Politify is a response to what the two undergraduates see as a fundamental lack of empiricism in the way many American voters pick their candidates. Rather than considering the ramifications of a candidate’s platform, Bier says, voters cast ballots based on a candidate’s style, their avowed positions on moral issues, and who else supports them. To inject more data into the electoral equation, Blalock and Bier (with advice from Pandora Radio creator Will Glaser and Berkeley economist Emmanuel Saez) developed software into which voters can plug their own incomes, zip codes, and other personal data. The numbers are crunched by their algorithms, based on the candidates’ platforms, which conclude how much each platform, if enacted, would cost them in taxes, for example, or how that platform’s provisions would affect government revenue generation and the national deficit.

Politify turns abstract political proclamations into personal data. A voter might find out that under one candidate’s policies she would be paying more taxes, but that those dollars would be going to education or to defense or to National Parks.
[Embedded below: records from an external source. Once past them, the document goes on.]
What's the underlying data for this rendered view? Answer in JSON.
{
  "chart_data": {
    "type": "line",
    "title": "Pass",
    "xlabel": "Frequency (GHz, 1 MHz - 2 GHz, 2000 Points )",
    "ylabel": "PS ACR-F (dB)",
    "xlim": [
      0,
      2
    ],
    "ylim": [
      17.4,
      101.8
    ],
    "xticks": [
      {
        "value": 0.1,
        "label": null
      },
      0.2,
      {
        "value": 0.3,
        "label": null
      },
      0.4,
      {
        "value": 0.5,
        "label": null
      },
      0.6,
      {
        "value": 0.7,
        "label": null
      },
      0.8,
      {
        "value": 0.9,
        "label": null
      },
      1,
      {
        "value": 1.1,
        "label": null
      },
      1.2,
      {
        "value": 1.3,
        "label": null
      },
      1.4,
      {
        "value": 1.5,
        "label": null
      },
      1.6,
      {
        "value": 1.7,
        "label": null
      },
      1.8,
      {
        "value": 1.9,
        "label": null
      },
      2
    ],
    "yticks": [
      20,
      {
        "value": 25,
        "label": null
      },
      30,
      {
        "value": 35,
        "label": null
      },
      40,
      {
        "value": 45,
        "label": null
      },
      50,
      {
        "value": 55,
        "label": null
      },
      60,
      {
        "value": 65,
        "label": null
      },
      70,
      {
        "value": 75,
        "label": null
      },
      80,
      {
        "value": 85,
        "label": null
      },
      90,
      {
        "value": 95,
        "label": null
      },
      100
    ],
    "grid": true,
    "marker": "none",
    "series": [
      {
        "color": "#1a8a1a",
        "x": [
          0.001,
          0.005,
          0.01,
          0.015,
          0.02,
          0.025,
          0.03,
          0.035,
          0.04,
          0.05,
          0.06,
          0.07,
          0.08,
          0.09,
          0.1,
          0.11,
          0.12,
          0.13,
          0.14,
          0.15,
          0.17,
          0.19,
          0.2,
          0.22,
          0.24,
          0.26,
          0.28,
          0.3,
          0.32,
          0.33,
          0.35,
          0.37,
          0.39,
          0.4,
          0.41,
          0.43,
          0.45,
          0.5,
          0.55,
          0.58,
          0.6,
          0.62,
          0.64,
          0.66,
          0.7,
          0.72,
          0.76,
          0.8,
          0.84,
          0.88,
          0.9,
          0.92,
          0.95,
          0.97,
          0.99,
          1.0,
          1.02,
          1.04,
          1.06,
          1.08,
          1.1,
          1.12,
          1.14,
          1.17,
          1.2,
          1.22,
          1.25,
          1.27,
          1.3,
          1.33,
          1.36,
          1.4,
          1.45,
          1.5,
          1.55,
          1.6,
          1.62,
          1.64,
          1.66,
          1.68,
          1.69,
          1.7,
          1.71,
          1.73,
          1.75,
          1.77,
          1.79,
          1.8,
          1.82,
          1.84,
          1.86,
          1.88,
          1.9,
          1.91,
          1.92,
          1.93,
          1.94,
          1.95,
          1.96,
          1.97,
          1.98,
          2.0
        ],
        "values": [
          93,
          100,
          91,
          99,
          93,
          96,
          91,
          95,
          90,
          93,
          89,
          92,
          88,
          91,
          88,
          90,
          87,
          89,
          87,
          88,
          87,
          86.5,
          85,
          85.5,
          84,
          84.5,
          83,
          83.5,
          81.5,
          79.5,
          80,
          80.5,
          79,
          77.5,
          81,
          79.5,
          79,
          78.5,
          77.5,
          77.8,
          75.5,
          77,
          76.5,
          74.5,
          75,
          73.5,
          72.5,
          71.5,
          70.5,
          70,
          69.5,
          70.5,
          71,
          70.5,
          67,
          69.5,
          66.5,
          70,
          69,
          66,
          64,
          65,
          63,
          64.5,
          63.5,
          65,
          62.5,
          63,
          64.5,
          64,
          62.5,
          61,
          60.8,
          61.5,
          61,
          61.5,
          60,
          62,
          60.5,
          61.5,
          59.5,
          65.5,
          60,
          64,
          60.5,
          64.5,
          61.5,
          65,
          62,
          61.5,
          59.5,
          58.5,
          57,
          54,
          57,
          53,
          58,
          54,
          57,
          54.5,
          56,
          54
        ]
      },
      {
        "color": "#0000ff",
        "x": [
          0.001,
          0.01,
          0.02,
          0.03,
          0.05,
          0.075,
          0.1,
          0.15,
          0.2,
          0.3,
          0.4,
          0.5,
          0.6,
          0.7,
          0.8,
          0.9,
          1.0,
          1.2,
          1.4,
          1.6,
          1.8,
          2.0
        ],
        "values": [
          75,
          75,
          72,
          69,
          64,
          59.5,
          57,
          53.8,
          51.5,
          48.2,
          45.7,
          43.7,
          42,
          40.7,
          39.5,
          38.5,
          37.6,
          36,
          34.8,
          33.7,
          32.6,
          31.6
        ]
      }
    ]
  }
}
Armed with those projections, she could cast her ballot based on information and values, not just bias.

Bier and Blalock are soon planning to expand Politify to include all kinds of government decisions including local elections and ballot measures.

The DDI also encompasses a UC Santa Cruz Digital Arts and New Media department-driven project to create an “open video archive of the U.S. Congress,” Metavid,”  led by DDI co-director and associate professor of Film and Digital Media Warren Sack.  Another project, says Niemeyer, is UC Davis’s Center for Regional Change, a collaborative research center for “just, sustainable, and healthy regional change in California’s Central Valley and Sierra Nevada.” Dave Campbell is the staff director for the Center for Regional Change and Jonathan London is the faculty director.

“Being the Data and Democracy Initiative, we want to have something to contribute to the November elections,” says Crittenden. “We are still clarifying DDI’s focus, but in the short-term, we want to support efforts to narrow the gap between eligible, registered, and active voters, especially among under-represented groups, like young people and recent immigrants.”